This Rarotongan and Cook Islands Maori Dictionary is built from the Dictionary compiled by Jasper Buse and Raututi Taringa. It was edited by Bruce Biggs and Rangi Moeka’a. Its preface states that it was produced for the benefit of Cook Islands Maori speakers.
However it is also a fantastic tool for those that are learning the Cook Islands Maori language, or trying to improve their level of fluency. What is particularly useful is the proliferation of example sentences – thousands of them, putting the language into use.
All Maori content has now been uploaded. English words have been added for the NG letters, and the rest are in progress.
Introduction to the Cook Islands Maori Dictionary (from the book itself)
Maori, the language of the Cook Islands, consists of a number of mutually intelligible dialects spoken on the widely dispersed islands of the nation. The dialect of this dictionary is that of the main island of Rarotonga, but many words characteristic of other dialects are also identified.
The dictionary has been a long time in the making. Dr Jasper Buse of the School of Oriental and African Studies at the University of London began this study of Rarotongan in 1957. From October of that year until April 1959 Mr Raututi Taringa, then a teacher in the Cook Islands, was employed by the University of London to assist in the compilation of the dictionary. In 1960 Dr Buse spent time in Rarotonga where the administration had established and Advisory committee on Maori Language. He worked with that committee and other elders during his time there.
In the following years Dr Buse published four important papers on the structure of the Rarotongan language. They remain the only authoritative publications on the grammar of the language (see Bibliography).
Progress on the dictionary was steady but slow. When Bruce Biggs talked with Jasper about it in London he spoke of the heavy teaching load he had in the Department of General Linguistics in the School of Oriental and African Studies.
Dr. Buse died in 1985. The dictionary was in near final form up to the letter K, most of the remainder being a draft typescript. Biggs was approached by the Publications committee of the School of Oriental and African Studies to find an editor to prepare it for publication. Having the greatest respect for Jasper’s scholarship he decided to take the job on himself. The typescript reached Auckland in 1987 and the transfer to computer files was begun. A brief visit was made to Rarotonga to consult with the Minister of Education and to enlist the cooperation of Rangi Moeka’a who has linguistic training and is a recognised authority on the language. The Cook Islands Government seconded Moeka’a to the project, but for the most part he co-ordinated the editing from Auckland where Marjorie Crocombe, Director of the Centre for Pacific Studies and her staff provided administrative support.
The editors are grateful to many people in the Cook Islands for assistance and encouragement in their work.

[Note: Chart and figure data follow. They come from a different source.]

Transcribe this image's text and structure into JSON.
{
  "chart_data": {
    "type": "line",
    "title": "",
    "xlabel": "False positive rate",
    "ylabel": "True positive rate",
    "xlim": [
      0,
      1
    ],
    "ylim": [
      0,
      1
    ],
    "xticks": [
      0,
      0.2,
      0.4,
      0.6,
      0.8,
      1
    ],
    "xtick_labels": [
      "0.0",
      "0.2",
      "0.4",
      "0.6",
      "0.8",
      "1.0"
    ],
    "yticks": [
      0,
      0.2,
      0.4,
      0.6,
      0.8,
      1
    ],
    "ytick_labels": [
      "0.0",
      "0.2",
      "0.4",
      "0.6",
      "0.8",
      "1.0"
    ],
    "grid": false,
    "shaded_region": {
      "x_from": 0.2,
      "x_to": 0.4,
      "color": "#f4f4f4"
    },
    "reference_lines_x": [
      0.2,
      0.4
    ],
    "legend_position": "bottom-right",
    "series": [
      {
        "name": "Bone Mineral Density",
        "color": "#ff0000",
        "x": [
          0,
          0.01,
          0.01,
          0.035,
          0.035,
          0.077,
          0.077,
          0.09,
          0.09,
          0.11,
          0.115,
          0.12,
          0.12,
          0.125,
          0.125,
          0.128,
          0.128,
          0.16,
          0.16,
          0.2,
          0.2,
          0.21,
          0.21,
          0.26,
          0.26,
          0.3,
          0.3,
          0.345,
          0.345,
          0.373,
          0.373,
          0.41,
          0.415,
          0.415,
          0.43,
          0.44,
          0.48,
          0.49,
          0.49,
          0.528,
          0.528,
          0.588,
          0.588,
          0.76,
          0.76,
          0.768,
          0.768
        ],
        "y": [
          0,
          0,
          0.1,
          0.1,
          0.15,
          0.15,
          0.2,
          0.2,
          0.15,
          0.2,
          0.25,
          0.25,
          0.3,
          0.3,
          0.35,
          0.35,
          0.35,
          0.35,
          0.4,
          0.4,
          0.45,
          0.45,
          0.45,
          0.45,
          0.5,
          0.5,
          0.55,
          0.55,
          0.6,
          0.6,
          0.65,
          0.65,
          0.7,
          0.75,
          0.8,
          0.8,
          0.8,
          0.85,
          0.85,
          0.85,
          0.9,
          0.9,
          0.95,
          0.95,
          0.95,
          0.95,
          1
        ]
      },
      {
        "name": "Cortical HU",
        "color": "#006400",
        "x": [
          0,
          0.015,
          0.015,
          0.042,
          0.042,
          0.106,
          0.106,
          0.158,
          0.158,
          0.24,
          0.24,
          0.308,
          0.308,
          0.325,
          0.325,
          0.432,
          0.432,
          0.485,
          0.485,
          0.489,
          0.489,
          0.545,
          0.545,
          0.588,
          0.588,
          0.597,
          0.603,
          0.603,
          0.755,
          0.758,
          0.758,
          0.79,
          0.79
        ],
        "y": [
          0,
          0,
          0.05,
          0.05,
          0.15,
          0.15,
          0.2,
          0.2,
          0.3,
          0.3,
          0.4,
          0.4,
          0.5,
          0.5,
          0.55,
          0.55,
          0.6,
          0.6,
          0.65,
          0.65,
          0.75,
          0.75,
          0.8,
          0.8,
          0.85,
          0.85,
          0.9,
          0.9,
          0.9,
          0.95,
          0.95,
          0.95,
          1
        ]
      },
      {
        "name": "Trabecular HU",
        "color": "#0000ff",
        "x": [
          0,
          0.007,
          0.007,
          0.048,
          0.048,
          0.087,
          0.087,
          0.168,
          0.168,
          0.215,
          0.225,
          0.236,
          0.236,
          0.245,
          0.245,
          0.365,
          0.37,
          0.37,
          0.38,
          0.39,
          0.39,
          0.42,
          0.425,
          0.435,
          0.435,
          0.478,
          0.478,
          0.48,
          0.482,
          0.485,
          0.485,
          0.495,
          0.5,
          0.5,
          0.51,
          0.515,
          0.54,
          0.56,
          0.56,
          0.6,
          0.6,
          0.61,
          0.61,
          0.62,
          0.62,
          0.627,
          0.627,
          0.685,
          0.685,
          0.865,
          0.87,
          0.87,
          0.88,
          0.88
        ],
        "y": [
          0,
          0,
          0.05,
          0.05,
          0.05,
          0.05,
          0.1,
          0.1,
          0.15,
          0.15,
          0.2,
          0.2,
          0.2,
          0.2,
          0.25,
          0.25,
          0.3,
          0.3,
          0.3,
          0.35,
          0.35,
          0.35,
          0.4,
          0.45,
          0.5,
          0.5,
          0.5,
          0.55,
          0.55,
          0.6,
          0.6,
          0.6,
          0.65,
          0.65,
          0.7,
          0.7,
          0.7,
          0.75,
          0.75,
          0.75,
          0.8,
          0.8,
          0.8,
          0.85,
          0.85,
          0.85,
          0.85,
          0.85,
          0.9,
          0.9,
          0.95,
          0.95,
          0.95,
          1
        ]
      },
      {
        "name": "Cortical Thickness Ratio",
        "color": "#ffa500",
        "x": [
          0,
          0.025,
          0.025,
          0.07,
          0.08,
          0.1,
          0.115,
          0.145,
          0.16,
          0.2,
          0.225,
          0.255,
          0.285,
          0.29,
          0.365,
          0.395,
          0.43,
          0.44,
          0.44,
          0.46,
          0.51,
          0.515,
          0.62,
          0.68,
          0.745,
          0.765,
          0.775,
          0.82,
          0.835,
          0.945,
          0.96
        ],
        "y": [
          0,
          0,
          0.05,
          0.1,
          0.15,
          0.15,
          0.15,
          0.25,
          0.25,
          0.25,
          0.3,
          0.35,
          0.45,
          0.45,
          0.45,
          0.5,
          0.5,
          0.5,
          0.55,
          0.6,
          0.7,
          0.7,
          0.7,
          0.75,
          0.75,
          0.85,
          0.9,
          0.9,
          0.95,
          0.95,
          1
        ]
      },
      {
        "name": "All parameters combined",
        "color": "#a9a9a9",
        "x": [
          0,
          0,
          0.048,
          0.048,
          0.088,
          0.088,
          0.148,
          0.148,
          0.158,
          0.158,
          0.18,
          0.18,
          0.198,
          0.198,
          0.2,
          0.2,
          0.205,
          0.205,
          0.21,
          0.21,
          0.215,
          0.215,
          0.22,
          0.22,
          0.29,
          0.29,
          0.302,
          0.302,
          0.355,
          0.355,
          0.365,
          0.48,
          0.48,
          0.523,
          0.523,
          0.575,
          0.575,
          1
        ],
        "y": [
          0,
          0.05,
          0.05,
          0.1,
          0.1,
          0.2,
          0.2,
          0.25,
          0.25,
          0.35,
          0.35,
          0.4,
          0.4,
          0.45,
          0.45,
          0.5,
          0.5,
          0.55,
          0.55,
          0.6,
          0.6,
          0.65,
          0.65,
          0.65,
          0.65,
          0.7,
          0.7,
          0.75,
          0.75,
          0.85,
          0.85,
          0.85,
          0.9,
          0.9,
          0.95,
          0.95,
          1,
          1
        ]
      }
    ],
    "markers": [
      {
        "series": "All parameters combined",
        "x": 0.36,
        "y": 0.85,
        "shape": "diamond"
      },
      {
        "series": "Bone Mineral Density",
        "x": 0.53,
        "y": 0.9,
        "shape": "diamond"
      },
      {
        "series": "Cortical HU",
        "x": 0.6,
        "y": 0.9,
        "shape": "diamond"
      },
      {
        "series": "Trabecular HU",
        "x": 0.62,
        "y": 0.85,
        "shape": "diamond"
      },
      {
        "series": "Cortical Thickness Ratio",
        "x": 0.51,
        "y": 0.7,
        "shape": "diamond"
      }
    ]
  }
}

The Minister for Education, Mr Ngereteina Puna, and the secretary for Education, Mr Tuingariki Short, were enthusiastically and effectively supportive, as was Professor Ron Crocombe of the University of the South Pacific.
Special expertise was supplied by Gerald McCormack, who provided scientific identification of plants, birds and terrestrial fauna. Many of the illustrations were done by Judith Künzle and were made available by the Cook Islands Natural Heritage Project. Dr Ross Clark of the University of Auckland supplied Greek and Hebrew etymologies. Dr Rangiau Fariu checked biblical references. Koringo Pierre and Pipp Utanga Elia entered the dictionary onto computer files.
Dr Tom Dutton and his staff at Pacific Linguistics deserve every kind of praise for the copyediting of a manuscript that reached them bit by bit over a long period.
It is appropriate to record here the names of the members of the Advisory Committee and others in the Cook Islands who were associated with
the dictionary as consultants. Charlie Cowen, Marjorie Crocombe, Father Damien, Father Floribert Van Lier, David Hosking, Kapi Kapi, Tuatakiri Pittman, Taira Rere, Tangata Simiona, Mana Strickland, Vainerere Tangatapoto, Joseph Vati.
Financial assistance from the following sources, without which the dictionary could not have appeared, is gratefully acknowledged: the School of Oriental and African Studies of the University of London, the Government of the Cook islands, the Institute of Pacific Studies of the University of the South Pacific, the Centre for Pacific Studies of the University of Auckland, the Australian South Pacific Cultures Fund, the Hunter Douglas Fund and the Canada Fund.